Bekas anggota DPR dari Komisi Perhubungan, Bulyan Royan yang jadi terpidana kasus suap proyek pengadaan kapal patroli pun mendapat korting masa hukuman dua bulan 20 hari.
Bekas Gubernur Jawa Barat Danny Setiawan yang dijadikan terpidana kasus korupsi pengadaan mobil pemadam kebakaran Provinsi Jabar senilai Rp 30 miliar yang dapat hadiah remisi tiga bulan.
Di luar itu, bekas Kepala Badan Koordinasi Penanaman Modal (BKPM) Theo F Toemion mendapatkan kortingan hukuman tiga bulan.
Kepala Biro Hubungan Masyakarat dan Protokoler Dirjen Lapas Kemenkumham, Chandra, membantah keras terhadap dugaan ketidakberesan pemberian remisi kepada narapidana kasus korupsi.
Menurutnya, banyak rekapitulasi data terpidana penerima remisi umum II alias bebas pada HUT RI kali ini belum semuanya masuk ke lembaganya. “Masih banyak kanwil yang belum mengirim datanya,” ucapnya.
“Hadiah Salah Sasaran”
Desmon Mahesa, Anggota Komisi III DPR
Anggota Komisi III DPR Desmon Mahesa, menilai, pemberian remisi kepada koruptor merupakan kebijakan yang melukai rasa keadilan.

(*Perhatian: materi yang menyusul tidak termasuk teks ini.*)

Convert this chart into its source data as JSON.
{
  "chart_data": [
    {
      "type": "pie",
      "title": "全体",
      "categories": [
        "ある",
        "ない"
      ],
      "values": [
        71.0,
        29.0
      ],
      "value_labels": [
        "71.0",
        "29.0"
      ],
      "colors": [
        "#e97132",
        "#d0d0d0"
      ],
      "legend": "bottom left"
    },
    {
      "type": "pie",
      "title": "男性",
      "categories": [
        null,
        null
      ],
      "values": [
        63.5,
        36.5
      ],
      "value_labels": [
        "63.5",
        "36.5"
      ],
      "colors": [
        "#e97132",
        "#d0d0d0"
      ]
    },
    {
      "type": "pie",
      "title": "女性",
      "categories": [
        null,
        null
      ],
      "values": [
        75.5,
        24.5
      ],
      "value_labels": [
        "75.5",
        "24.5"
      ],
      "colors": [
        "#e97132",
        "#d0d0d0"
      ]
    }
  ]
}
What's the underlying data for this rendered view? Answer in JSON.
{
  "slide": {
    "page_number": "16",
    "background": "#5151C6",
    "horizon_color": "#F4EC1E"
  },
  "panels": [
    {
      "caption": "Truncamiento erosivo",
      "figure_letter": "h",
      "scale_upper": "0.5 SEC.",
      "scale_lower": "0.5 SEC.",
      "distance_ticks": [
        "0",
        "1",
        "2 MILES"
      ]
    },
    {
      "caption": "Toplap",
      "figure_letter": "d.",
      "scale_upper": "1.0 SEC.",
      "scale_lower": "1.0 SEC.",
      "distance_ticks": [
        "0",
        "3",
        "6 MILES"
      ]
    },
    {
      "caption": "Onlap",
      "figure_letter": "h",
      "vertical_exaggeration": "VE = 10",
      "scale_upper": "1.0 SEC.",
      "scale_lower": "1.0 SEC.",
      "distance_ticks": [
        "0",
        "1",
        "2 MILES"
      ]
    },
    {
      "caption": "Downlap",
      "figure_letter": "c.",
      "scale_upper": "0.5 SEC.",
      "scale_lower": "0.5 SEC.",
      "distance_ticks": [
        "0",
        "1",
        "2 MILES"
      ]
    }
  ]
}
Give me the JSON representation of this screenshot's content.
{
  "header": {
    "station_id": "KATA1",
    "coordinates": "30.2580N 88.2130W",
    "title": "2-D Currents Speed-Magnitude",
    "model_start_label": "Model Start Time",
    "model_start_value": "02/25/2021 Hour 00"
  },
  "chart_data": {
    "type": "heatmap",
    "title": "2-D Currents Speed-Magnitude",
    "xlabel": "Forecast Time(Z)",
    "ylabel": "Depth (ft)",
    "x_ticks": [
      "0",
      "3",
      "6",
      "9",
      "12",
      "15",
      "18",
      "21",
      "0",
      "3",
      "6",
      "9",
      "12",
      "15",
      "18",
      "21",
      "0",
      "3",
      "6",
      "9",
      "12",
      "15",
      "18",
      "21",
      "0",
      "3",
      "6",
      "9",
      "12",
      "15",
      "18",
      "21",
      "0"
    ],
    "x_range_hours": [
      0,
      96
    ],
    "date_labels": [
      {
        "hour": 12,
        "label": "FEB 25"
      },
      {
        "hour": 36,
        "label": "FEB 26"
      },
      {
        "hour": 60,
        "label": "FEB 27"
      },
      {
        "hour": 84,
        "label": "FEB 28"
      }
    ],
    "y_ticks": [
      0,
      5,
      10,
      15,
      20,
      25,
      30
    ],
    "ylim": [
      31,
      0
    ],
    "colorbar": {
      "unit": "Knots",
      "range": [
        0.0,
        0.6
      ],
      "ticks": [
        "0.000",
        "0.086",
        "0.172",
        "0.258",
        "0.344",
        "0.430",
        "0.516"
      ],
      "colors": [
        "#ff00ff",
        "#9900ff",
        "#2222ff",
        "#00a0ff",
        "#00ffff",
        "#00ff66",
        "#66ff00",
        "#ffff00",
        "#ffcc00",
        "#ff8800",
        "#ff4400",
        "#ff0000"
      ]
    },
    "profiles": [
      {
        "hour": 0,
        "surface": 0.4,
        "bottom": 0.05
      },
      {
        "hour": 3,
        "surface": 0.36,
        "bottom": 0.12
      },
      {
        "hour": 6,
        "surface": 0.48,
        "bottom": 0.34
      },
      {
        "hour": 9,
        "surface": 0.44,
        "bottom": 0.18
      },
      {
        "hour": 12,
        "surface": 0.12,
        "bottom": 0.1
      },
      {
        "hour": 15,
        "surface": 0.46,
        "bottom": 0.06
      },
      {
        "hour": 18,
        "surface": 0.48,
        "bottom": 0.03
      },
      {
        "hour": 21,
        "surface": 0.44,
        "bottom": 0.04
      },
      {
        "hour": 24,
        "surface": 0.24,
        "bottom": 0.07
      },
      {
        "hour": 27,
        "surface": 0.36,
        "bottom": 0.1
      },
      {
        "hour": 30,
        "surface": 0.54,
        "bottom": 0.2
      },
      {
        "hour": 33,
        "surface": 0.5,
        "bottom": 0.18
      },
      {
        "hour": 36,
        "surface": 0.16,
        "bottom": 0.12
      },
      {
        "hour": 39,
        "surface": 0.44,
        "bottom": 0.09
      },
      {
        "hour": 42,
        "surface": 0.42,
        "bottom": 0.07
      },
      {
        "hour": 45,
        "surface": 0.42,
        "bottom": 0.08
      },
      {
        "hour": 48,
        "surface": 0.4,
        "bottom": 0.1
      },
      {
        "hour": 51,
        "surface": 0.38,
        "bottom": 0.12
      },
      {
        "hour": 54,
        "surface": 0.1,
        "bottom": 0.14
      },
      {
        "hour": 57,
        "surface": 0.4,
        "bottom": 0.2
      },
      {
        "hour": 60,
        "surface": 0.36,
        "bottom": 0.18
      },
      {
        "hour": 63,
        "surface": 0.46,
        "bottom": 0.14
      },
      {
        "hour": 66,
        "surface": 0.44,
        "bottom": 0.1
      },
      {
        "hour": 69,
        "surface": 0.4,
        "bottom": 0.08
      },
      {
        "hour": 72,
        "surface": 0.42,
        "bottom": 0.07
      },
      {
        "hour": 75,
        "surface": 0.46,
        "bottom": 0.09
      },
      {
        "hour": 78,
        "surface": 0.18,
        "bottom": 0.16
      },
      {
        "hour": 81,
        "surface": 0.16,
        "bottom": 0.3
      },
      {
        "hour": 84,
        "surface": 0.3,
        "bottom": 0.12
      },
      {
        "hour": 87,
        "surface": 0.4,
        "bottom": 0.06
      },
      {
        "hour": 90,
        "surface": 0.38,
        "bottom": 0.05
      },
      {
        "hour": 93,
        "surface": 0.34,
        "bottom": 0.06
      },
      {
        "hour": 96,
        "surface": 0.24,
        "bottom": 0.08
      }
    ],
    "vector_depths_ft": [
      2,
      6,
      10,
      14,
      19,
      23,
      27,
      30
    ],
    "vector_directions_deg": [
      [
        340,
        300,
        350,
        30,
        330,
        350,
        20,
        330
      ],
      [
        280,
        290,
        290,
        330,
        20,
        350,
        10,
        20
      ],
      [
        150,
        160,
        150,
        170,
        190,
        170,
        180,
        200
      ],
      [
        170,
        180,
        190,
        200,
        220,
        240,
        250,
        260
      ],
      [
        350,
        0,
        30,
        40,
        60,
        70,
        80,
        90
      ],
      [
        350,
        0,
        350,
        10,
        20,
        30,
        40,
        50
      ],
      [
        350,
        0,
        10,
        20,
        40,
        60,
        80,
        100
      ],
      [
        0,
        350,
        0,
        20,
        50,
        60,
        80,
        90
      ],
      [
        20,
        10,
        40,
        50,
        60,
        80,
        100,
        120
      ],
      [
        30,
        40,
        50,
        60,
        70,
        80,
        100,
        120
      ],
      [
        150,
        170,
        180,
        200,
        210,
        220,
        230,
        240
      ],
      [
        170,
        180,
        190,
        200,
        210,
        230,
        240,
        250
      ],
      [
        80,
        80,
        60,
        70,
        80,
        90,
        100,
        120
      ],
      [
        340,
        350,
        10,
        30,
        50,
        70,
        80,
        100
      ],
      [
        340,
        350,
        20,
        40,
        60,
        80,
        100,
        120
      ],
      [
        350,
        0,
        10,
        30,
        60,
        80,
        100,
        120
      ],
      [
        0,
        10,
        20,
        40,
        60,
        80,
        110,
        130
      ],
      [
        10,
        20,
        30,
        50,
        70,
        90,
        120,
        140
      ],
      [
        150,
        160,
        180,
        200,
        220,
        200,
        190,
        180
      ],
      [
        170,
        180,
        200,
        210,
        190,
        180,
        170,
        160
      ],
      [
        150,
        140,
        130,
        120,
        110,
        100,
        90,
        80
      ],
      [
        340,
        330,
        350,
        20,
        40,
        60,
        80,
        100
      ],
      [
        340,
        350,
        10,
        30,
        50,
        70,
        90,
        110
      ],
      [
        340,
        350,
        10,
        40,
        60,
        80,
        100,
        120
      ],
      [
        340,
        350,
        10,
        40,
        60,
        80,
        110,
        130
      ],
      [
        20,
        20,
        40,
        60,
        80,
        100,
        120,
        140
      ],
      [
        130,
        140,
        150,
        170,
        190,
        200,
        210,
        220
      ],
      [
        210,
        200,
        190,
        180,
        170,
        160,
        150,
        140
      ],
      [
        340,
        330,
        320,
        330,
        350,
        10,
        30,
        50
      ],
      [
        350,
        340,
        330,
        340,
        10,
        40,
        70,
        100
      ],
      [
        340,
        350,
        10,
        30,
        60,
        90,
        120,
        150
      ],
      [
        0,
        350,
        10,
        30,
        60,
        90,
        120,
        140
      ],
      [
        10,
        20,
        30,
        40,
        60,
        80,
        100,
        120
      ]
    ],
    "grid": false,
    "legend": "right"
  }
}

“Apa yang diberikan kepada para koruptor itu ibarat hadiah yang salah sasaran,” katanya, belum lama ini.
Menurutnya, pemberian remisi kepada para koruptor tidak akan memberikan efek jera, justru akan semakin membuka lebar praktik korupsi yang sebesar-besarnya. “Makanya pemerintah harus lebih obyektif dalam memberikan remisi,” ucapnya.
“Aturan Remisi Mesti Diubah”
Marwan Batubara, Koordinator KPKN
Koordinator Komite Penyelamat Kekayaan Negara (KPKN) Marwan Batubara, menyesalkan, pemberian remisi kepada para terpidana korupsi ini. Menurutnya, para koruptor ini tidak pantas mendapatkan remisi.
“Undang-undang yang mengatur tentang remisi ini harus diubah, karena jelas tidak memberikan efek jera. Seharusnya bukan dikurangi hukumannya tapi justru diperberat,” katanya, belum lama ini.
Bekas anggota DPD ini menilai, pemberian remisi terhadap narapidana kasus korupsi mengusik rasa keadilan. Dia meminta agar pemberian remisi oleh Menkumham ditengarai dorongan pihak-pihak tertentu ditinjau ulang.
“Saya khawatir ada tangan-tangan kekuasaan dari luar yang mengatur ini.
Menkumham Patrialis harus bisa mempertanggungjawabkan ini,” tandasnya.